Jan 2020 iNews

The next generation of Bluetooth will greatly improve accessibility for people with hearing impairments through smaller, slimmer hearing aid batteries and the ability to connect to new audio sources, according to new technology revealed at the CES tech show. Bluetooth technology allows devices to connect wirelessly over a short distance, including smartphones, tablets, headphones, smartwatches and many modern hearing aids. Bluetooth SIG, the industry group that defines the technology standard, announced Bluetooth LE (standing for low energy) at CES 2020 in Las Vegas.

The umbrella term for new updates, Bluetooth LE includes higher quality audio, better support for wireless headphone buds and the ability for multiple people to tune into the same audio stream.
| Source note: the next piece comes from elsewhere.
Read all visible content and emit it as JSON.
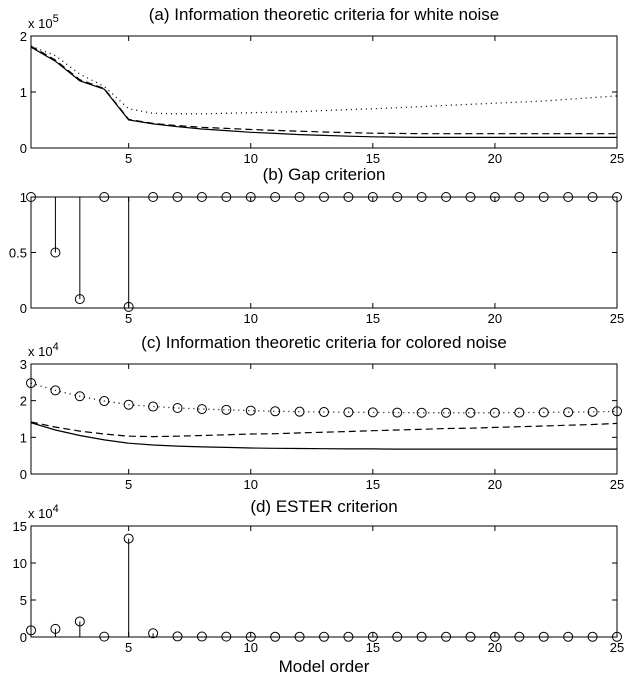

As Bluetooth LE is much more power-efficient than its predecessor Bluetooth Classic, it can be added to a much wider range of slimmer and smaller hearing aids, Ken Kolderup, Bluetooth's vice president for marketing, said. Rather than simply amplifying external sounds, new hearing aids that support Bluetooth LE will give their wearers the chance to listen to audio stream directly from the source, conserving their battery power.

"Bluetooth audio has brought huge benefits for a huge percentage of the global population, including wireless voice calling and voice control services like Amazon's Alexa and Google Assistant," he said.n"The hearing loss community generally hasn't really been able to participate in this, but this update allows them to do all these things directly from their hearing aid, meaning they can sync into any kind of Bluetooth audio source, whether that's a laptop, phone, tablet or television through a paired app on their smartphone or other devices."

New feature multi-stream allows a device such as a phone to stream audio to multiple other devices, for example, being able to listen into the programmes the silent TVs in airports and gyms are playing or real-time translation for foreign language films in the cinema "Theatres, airports, gyms and waiting rooms could start to broadcast Bluetooth audio to augment visitors' experience through headphones, meaning people with hearing loss could also participate through their hearing aids," Mr Kolderup added.

New electronic devices will begin to support the new Bluetooth standard, meaning within the next few years many people with enabled hearing aids will be able to hear the same audio streams as people without hearing loss. Stefan Zimmer, secretary general of the European Hearing Instrument Manufacturers Association (EHIMA), said LE Audio will be "one of the most significant advances for users of hearing aids and hearing implants”. "EHIMA engineers have contributed their specialist knowledge to improve the audio experience especially for hard of hearing people. As a result, within a few years, most new phones and TVs will be equally accessible to users with hearing loss.”